Tak my walczymy każdego dnia. Robimy wiele, by żyć, ale bez leków przyczynowych jest to beznadziejna walka, która z gruntu zdana jest na fiasko. Choroba dramatycznie postępuje, jest nie do zatrzymania. Tak wiele spraw nasi bliscy i my przekładamy na liczby: ile enzymu trzustkowego należy przyjąć przed obiadem, a ile przed deserem, czy stężenie soli do nebulizacji jest właściwe, czy zakup kolejnego leku niezbędnego przy zaostrzeniu, nie zrujnuje i tak nadwątlonego rodzinnego budżetu, ile tym razem tygodni trwać będzie hospitalizacja?
Teraz pragniemy liczyć przede wszystkim na Was.

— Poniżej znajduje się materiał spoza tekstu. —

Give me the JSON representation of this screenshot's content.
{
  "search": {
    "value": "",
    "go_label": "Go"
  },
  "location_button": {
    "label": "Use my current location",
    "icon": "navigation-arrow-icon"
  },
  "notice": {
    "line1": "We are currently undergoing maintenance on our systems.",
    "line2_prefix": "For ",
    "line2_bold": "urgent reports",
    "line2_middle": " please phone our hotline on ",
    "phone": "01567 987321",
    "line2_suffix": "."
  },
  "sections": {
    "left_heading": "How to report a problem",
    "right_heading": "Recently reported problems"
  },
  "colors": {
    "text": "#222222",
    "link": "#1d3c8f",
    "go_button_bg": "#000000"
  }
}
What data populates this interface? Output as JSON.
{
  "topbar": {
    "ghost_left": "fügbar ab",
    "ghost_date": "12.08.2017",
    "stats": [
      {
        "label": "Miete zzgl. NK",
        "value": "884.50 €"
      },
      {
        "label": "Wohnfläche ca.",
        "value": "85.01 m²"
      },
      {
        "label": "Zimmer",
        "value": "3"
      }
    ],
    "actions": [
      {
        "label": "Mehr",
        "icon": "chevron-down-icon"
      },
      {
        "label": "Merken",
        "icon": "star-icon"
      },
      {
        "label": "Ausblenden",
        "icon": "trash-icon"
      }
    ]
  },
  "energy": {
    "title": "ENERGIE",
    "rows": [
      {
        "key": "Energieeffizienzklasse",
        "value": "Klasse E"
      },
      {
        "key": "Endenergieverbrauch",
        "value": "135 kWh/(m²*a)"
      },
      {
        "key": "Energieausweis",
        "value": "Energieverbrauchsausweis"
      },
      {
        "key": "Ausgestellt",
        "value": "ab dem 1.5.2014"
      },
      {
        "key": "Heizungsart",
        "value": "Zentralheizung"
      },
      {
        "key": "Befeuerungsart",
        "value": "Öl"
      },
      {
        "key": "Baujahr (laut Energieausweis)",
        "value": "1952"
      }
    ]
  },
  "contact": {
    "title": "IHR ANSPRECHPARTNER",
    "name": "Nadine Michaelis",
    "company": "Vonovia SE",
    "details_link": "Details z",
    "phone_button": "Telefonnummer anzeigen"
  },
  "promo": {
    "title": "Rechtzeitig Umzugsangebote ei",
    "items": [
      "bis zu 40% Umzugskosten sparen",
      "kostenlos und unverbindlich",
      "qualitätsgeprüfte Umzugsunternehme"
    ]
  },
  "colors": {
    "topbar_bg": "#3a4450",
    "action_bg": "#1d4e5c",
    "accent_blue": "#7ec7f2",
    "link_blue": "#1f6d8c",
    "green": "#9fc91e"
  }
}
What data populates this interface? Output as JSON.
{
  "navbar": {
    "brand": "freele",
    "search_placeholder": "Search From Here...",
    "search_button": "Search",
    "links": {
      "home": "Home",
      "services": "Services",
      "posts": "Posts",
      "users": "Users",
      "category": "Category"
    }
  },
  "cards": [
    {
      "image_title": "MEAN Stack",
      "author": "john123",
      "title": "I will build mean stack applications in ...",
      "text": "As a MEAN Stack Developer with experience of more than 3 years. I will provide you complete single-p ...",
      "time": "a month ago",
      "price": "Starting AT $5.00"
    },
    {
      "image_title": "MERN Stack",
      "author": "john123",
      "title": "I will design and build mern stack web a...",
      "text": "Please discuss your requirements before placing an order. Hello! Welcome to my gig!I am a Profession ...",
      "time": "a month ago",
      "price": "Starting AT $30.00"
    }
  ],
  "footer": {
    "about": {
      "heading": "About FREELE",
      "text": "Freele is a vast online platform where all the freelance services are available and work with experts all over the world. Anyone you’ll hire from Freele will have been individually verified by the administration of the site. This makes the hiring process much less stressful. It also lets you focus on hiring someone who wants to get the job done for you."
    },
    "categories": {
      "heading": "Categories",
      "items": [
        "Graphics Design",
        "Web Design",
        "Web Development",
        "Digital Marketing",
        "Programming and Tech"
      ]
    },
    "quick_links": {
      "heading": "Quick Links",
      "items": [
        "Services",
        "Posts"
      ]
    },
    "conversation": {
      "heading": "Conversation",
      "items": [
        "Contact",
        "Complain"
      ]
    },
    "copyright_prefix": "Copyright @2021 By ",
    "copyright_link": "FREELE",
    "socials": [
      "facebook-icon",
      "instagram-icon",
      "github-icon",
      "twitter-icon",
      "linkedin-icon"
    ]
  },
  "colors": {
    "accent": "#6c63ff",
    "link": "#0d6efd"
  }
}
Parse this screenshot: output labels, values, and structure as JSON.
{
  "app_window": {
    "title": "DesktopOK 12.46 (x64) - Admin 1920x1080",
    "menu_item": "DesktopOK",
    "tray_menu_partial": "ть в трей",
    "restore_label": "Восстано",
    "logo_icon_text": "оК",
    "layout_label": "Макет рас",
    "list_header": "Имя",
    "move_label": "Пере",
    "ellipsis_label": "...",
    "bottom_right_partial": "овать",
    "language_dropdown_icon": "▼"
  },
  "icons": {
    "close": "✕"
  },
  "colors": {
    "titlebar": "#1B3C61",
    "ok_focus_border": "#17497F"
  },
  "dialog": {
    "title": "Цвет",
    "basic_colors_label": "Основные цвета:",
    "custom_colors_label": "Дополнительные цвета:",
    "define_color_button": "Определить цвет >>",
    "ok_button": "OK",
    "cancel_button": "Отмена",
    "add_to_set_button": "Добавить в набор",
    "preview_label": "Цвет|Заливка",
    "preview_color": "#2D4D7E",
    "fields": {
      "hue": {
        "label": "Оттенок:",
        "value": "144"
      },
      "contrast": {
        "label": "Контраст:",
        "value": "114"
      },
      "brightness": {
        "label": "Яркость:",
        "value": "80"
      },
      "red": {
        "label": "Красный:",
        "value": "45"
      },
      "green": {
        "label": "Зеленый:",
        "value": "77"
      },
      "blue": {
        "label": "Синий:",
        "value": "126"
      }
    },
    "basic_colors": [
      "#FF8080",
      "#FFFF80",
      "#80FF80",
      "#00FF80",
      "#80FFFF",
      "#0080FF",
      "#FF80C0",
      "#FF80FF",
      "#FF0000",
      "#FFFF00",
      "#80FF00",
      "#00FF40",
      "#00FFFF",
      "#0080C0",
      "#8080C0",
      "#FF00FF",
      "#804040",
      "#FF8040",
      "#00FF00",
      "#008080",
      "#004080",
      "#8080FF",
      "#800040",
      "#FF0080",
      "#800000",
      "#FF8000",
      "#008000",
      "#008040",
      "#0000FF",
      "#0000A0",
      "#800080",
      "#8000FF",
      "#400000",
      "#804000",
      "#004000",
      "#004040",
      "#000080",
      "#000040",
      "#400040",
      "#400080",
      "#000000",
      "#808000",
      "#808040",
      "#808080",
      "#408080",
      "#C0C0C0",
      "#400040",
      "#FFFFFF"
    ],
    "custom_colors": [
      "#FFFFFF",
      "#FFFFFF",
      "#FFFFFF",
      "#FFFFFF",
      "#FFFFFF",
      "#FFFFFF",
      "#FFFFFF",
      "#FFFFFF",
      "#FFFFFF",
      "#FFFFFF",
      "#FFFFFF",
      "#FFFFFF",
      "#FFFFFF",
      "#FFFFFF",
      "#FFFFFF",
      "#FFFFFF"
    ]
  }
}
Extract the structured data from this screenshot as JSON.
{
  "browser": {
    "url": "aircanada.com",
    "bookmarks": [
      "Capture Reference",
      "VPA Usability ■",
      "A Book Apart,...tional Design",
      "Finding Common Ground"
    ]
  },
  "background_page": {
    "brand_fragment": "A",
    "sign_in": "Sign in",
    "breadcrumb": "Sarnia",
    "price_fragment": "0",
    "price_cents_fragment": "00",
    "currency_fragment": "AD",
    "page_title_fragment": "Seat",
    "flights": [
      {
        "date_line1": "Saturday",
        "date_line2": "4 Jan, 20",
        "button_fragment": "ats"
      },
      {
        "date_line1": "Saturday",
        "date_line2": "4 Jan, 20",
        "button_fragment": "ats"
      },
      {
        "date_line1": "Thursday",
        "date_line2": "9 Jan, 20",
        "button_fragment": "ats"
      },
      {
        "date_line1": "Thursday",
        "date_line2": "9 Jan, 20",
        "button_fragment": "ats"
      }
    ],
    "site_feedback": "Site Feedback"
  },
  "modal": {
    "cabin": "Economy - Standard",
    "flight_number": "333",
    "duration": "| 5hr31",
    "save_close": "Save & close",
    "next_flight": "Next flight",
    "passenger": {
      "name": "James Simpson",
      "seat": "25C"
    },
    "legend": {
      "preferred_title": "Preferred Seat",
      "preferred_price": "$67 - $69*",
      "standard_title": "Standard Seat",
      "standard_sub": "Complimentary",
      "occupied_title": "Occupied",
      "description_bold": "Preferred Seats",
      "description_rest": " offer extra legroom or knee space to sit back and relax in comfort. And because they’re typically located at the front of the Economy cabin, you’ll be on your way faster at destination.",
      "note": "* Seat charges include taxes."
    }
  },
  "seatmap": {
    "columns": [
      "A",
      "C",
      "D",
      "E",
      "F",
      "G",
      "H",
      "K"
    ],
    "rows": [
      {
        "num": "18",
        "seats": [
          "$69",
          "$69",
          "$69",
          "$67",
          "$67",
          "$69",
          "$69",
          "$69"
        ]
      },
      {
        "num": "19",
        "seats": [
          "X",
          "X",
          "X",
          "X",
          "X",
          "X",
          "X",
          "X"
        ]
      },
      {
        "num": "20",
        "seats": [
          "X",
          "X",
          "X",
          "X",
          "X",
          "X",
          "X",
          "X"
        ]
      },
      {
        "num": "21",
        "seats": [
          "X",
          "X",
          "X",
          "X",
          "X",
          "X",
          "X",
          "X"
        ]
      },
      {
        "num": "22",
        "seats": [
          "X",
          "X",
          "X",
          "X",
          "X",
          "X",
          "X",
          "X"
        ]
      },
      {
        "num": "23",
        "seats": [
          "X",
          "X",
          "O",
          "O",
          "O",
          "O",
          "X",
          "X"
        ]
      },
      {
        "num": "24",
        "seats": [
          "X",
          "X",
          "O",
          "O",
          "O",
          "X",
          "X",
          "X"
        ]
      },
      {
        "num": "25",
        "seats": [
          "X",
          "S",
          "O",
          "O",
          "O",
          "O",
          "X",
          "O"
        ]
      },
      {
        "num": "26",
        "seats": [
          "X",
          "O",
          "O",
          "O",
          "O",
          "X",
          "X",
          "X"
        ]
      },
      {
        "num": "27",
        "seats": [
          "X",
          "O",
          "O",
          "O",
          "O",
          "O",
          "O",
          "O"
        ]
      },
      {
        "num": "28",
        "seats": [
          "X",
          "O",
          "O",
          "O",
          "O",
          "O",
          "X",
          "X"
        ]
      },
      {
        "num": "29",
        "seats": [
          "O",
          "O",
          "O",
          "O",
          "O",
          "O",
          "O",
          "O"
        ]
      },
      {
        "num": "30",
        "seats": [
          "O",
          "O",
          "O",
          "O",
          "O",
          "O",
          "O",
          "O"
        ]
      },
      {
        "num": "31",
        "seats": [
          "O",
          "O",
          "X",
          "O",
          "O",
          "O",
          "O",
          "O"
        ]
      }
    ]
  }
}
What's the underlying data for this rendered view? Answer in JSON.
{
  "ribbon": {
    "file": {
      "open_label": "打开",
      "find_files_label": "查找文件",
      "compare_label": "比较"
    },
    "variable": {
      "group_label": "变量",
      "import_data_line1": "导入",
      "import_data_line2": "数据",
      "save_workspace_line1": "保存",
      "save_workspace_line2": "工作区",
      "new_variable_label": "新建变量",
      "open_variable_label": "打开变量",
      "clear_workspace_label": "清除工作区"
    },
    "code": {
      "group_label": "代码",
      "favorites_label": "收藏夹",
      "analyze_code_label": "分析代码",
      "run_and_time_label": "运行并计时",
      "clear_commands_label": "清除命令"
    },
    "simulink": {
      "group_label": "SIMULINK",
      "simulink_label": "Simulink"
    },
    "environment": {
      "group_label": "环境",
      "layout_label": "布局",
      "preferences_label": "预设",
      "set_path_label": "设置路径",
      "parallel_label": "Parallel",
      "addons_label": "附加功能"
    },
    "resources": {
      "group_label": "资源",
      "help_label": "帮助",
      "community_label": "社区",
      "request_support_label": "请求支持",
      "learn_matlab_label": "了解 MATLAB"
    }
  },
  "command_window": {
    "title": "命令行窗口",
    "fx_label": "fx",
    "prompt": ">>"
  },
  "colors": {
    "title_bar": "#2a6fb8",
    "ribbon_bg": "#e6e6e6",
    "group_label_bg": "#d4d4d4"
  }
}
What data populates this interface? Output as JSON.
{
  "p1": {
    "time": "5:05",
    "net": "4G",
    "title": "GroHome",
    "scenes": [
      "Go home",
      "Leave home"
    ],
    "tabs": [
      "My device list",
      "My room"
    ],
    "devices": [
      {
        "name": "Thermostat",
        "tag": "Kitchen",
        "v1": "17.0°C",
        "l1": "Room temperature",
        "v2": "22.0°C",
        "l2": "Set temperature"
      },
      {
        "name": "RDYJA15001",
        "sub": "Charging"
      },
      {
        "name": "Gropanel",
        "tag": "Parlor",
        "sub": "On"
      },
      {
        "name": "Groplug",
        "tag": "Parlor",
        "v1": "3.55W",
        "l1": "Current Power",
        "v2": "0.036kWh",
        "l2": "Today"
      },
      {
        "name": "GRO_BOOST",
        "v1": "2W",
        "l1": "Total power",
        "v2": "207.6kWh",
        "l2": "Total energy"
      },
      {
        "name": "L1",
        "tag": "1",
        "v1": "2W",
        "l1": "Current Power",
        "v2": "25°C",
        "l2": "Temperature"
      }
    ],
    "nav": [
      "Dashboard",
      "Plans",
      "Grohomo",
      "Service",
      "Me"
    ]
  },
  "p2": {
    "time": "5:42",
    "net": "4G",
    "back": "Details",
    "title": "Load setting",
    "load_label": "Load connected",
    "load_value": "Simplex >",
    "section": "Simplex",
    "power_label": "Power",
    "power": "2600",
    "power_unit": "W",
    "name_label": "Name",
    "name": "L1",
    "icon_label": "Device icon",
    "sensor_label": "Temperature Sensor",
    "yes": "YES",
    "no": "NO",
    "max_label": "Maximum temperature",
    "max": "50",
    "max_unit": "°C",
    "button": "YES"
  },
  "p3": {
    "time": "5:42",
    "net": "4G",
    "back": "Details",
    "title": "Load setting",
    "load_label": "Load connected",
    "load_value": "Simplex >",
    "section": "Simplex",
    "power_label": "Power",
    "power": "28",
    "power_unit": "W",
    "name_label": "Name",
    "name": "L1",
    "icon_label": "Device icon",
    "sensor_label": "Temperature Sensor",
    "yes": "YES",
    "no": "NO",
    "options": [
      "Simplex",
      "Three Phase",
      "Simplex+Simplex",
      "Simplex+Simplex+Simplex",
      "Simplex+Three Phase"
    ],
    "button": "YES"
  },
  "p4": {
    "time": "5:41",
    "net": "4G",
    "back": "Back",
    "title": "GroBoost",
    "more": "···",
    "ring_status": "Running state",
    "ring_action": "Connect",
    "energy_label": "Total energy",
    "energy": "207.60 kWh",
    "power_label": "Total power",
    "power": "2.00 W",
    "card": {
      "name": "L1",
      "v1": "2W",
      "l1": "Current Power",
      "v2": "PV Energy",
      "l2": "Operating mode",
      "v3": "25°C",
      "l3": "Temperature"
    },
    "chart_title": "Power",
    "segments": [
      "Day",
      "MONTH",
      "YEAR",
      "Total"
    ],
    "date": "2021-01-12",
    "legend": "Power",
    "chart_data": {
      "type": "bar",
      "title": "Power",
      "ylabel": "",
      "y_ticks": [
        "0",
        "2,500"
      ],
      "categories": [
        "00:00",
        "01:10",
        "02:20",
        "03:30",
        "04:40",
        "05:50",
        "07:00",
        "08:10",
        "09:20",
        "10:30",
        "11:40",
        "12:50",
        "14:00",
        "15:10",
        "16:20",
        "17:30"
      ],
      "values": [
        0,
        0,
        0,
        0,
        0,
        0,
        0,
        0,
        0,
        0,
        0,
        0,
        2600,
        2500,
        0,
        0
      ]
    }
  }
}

Wierzymy głęboko, że nie jesteście tu przypadkowo. Kiedy jednak będziecie w warszawskiej siedzibie rozważać decyzje dotyczące cen leku, który jest największą i jedyną nadzieją dla polskich chorych, pamiętajcie, że to od Was zależy ich życie. Nasze życie: życie Pawła, Ignacego, Piotra i moje oraz prawie dwóch tysięcy chorych na mukowiscydozę. To cena, a nie skuteczność leku jest obecnie kluczowa w walce o refundację Kaftrio w naszym kraju. Nas nie musicie przekonywać. Śledzimy na bieżąco doniesienia z zagranicy. Życia naszych chorujących na mukowiscydozę znajomych ze Stanów Zjednoczonych, Niemiec, Anglii zmieniają się na naszych oczach. Kaftrio sprawia, że biorą głęboki oddech, o którym my marzymy. Każdego z tych chorych znamy z imienia: Claire, Roberta i Chrisa. Teraz Wy znacie nas. W imieniu swoim oraz wszystkich chorych na mukowiscydozę błagam Was o pilne podjęcie wszelkich możliwych działań, które pozwolą nam żyć. Zwłaszcza o obniżenie cen leków do poziomu, który pozwoli Polsce na refundację dla wszystkich kwalifikujących się do leczenia pacjentów. Nie mamy czasu, a nasze jutro może nie nadejść…”.